Lahore: A Pakistani court on Thursday observed that President Asif Ali Zardari should have quit the political office of the head of the ruling PPP in light of its earlier order that he was not expected to hold dual posts.
A five-judge bench of the Lahore High Court headed by Chief Justice Umar Ata Bandial made the observation while hearing a petition filed by a man named Muneer Ahmad Khan, who has sought contempt of court proceedings against Zardari for not complying with the court's order issued last year.
The Chief Justice further observed that it had asked the President not to conduct political activities in the presidency.

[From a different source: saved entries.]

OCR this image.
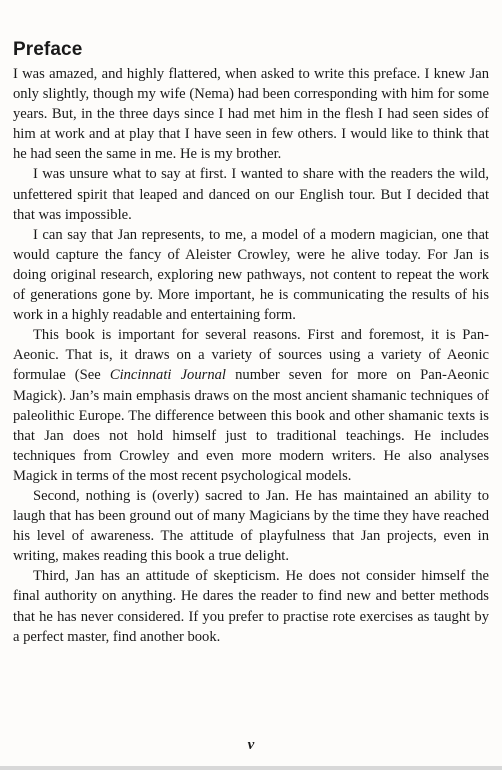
Preface

I was amazed, and highly flattered, when asked to write this preface. I knew Jan only slightly, though my wife (Nema) had been corresponding with him for some years. But, in the three days since I had met him in the flesh I had seen sides of him at work and at play that I have seen in few others. I would like to think that he had seen the same in me. He is my brother.

I was unsure what to say at first. I wanted to share with the readers the wild, unfettered spirit that leaped and danced on our English tour. But I decided that that was impossible.

I can say that Jan represents, to me, a model of a modern magician, one that would capture the fancy of Aleister Crowley, were he alive today. For Jan is doing original research, exploring new pathways, not content to repeat the work of generations gone by. More important, he is communicating the results of his work in a highly readable and entertaining form.

This book is important for several reasons. First and foremost, it is Pan-Aeonic. That is, it draws on a variety of sources using a variety of Aeonic formulae (See Cincinnati Journal number seven for more on Pan-Aeonic Magick). Jan’s main emphasis draws on the most ancient shamanic techniques of paleolithic Europe. The difference between this book and other shamanic texts is that Jan does not hold himself just to traditional teachings. He includes techniques from Crowley and even more modern writers. He also analyses Magick in terms of the most recent psychological models.

Second, nothing is (overly) sacred to Jan. He has maintained an ability to laugh that has been ground out of many Magicians by the time they have reached his level of awareness. The attitude of playfulness that Jan projects, even in writing, makes reading this book a true delight.

Third, Jan has an attitude of skepticism. He does not consider himself the final authority on anything. He dares the reader to find new and better methods that he has never considered. If you prefer to practise rote exercises as taught by a perfect master, find another book.

v
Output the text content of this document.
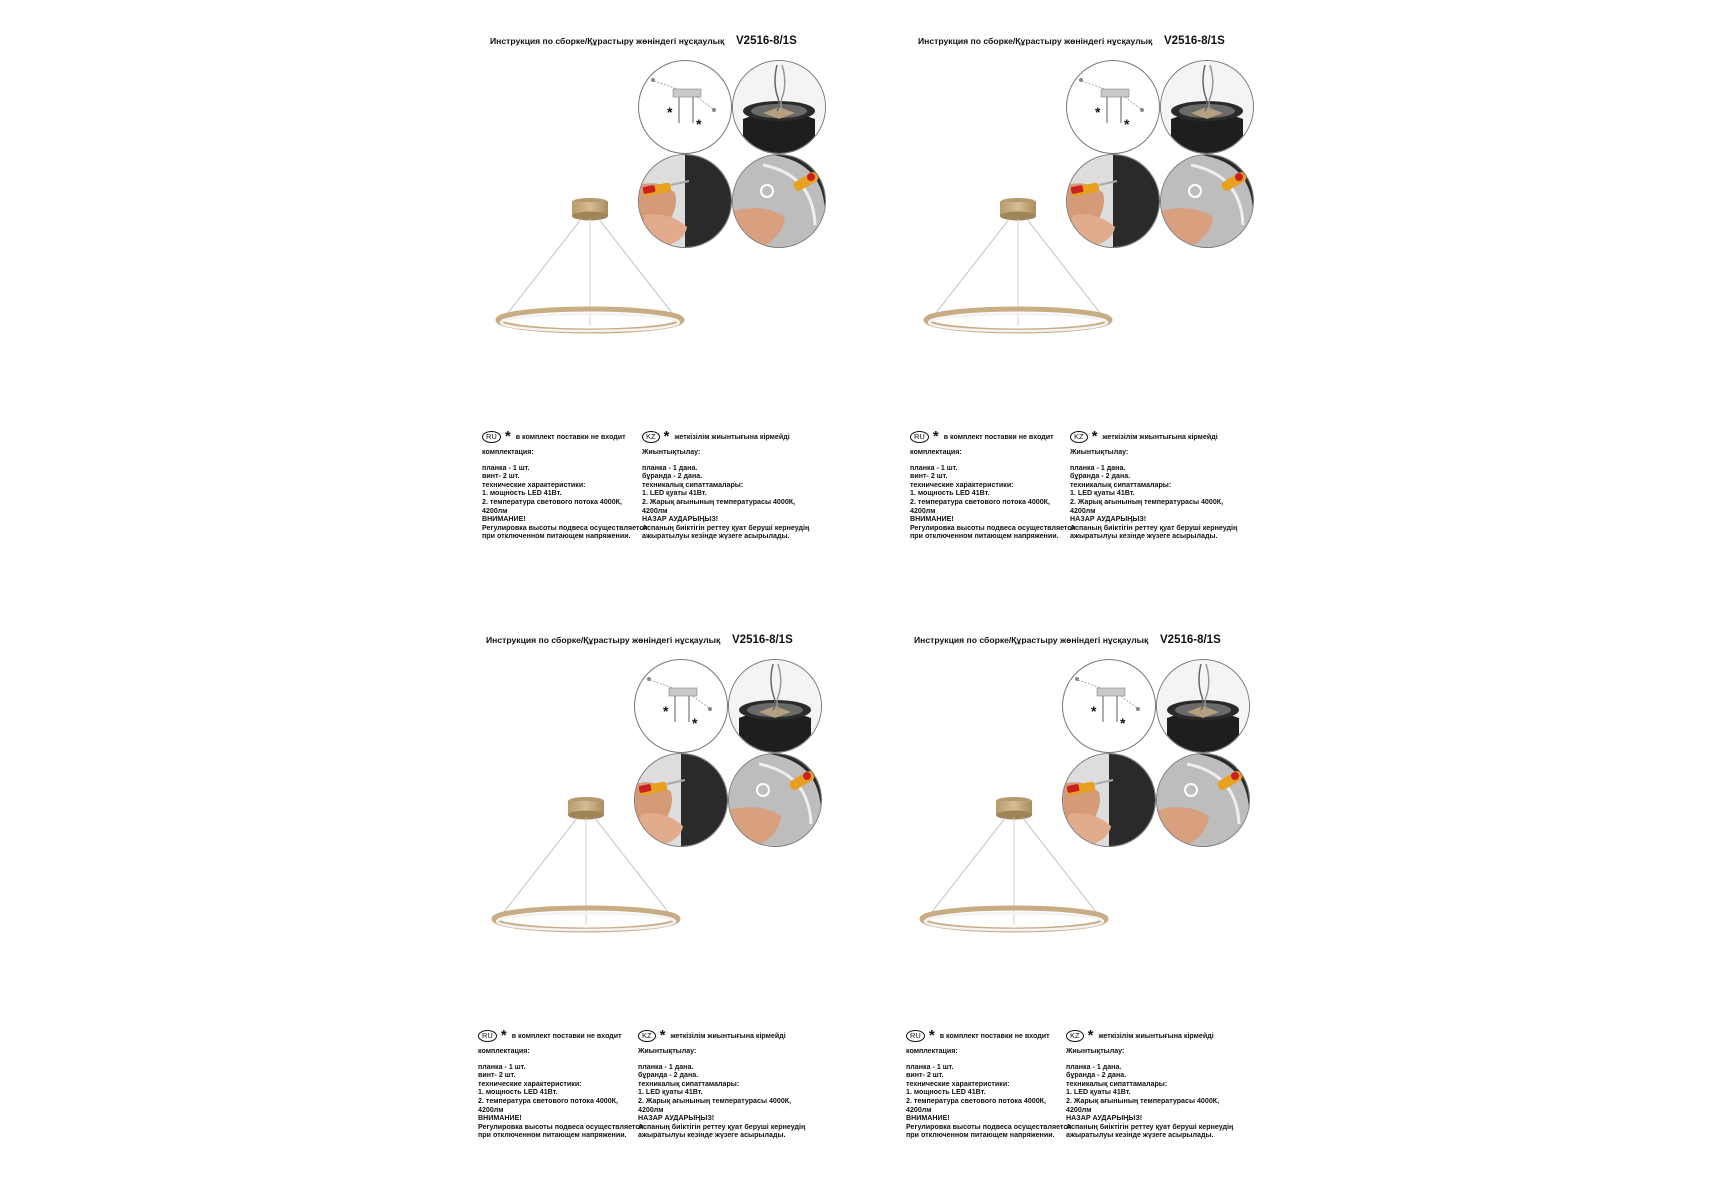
Инструкция по сборке/Құрастыру жөніндегі нұсқаулық V2516-8/1S
*
*
RU * в комплект поставки не входит
комплектация:
планка - 1 шт.
винт- 2 шт.
технические характеристики:
1. мощность LED 41Вт.
2. температура светового потока 4000К,
4200лм
ВНИМАНИЕ!
Регулировка высоты подвеса осуществляется
при отключенном питающем напряжении.
KZ * жеткізілім жиынтығына кірмейді
Жиынтықтылау:
планка - 1 дана.
бұранда - 2 дана.
техникалық сипаттамалары:
1. LED қуаты 41Вт.
2. Жарық ағынының температурасы 4000К,
4200лм
НАЗАР АУДАРЫҢЫЗ!
Аспаның биіктігін реттеу қуат беруші кернеудің
ажыратылуы кезінде жүзеге асырылады.
Инструкция по сборке/Құрастыру жөніндегі нұсқаулық V2516-8/1S
*
*
RU * в комплект поставки не входит
комплектация:
планка - 1 шт.
винт- 2 шт.
технические характеристики:
1. мощность LED 41Вт.
2. температура светового потока 4000К,
4200лм
ВНИМАНИЕ!
Регулировка высоты подвеса осуществляется
при отключенном питающем напряжении.
KZ * жеткізілім жиынтығына кірмейді
Жиынтықтылау:
планка - 1 дана.
бұранда - 2 дана.
техникалық сипаттамалары:
1. LED қуаты 41Вт.
2. Жарық ағынының температурасы 4000К,
4200лм
НАЗАР АУДАРЫҢЫЗ!
Аспаның биіктігін реттеу қуат беруші кернеудің
ажыратылуы кезінде жүзеге асырылады.
Инструкция по сборке/Құрастыру жөніндегі нұсқаулық V2516-8/1S
*
*
RU * в комплект поставки не входит
комплектация:
планка - 1 шт.
винт- 2 шт.
технические характеристики:
1. мощность LED 41Вт.
2. температура светового потока 4000К,
4200лм
ВНИМАНИЕ!
Регулировка высоты подвеса осуществляется
при отключенном питающем напряжении.
KZ * жеткізілім жиынтығына кірмейді
Жиынтықтылау:
планка - 1 дана.
бұранда - 2 дана.
техникалық сипаттамалары:
1. LED қуаты 41Вт.
2. Жарық ағынының температурасы 4000К,
4200лм
НАЗАР АУДАРЫҢЫЗ!
Аспаның биіктігін реттеу қуат беруші кернеудің
ажыратылуы кезінде жүзеге асырылады.
Инструкция по сборке/Құрастыру жөніндегі нұсқаулық V2516-8/1S
*
*
RU * в комплект поставки не входит
комплектация:
планка - 1 шт.
винт- 2 шт.
технические характеристики:
1. мощность LED 41Вт.
2. температура светового потока 4000К,
4200лм
ВНИМАНИЕ!
Регулировка высоты подвеса осуществляется
при отключенном питающем напряжении.
KZ * жеткізілім жиынтығына кірмейді
Жиынтықтылау:
планка - 1 дана.
бұранда - 2 дана.
техникалық сипаттамалары:
1. LED қуаты 41Вт.
2. Жарық ағынының температурасы 4000К,
4200лм
НАЗАР АУДАРЫҢЫЗ!
Аспаның биіктігін реттеу қуат беруші кернеудің
ажыратылуы кезінде жүзеге асырылады.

He made these remarks when government lawyer Wasim Sajjad said the High Court had only "expected" that the President would quit his political office.
Sajjad further said the court had not issued any direct order asking Zardari to step down as head of the Pakistan Peoples Party.
He said the term "expectation" was open to alternate interpretations and the President might conclude that it did not amount to a binding direction.
The bench asked Sajjad to present his arguments under Article 248 of the Constitution, which provides immunity to the President.
Sajjad then said he would present his arguments on Article 248 only after the bench decided the maintainability of the petition.
Petitioner Munir Ahmed's lawyer A K Dogar said Article 248 did not provide immunity to the President in a contempt of court case.
The court subsequently adjourned the proceedings till Friday, when Dogar will continue his arguments.
Ahmed earlier told the bench that the President had not dissociated himself from his political office as was expected by a full bench of the Lahore High Court.
He said the court's directions had not been followed and the President had not stopped "misusing" the presidency.
He claimed that the use of the presidency for "partisan" political activities by Zardari was illegal and amounted to contempt of court.
He asked the bench to issue a show-cause notice to the President and to punish him for contempt.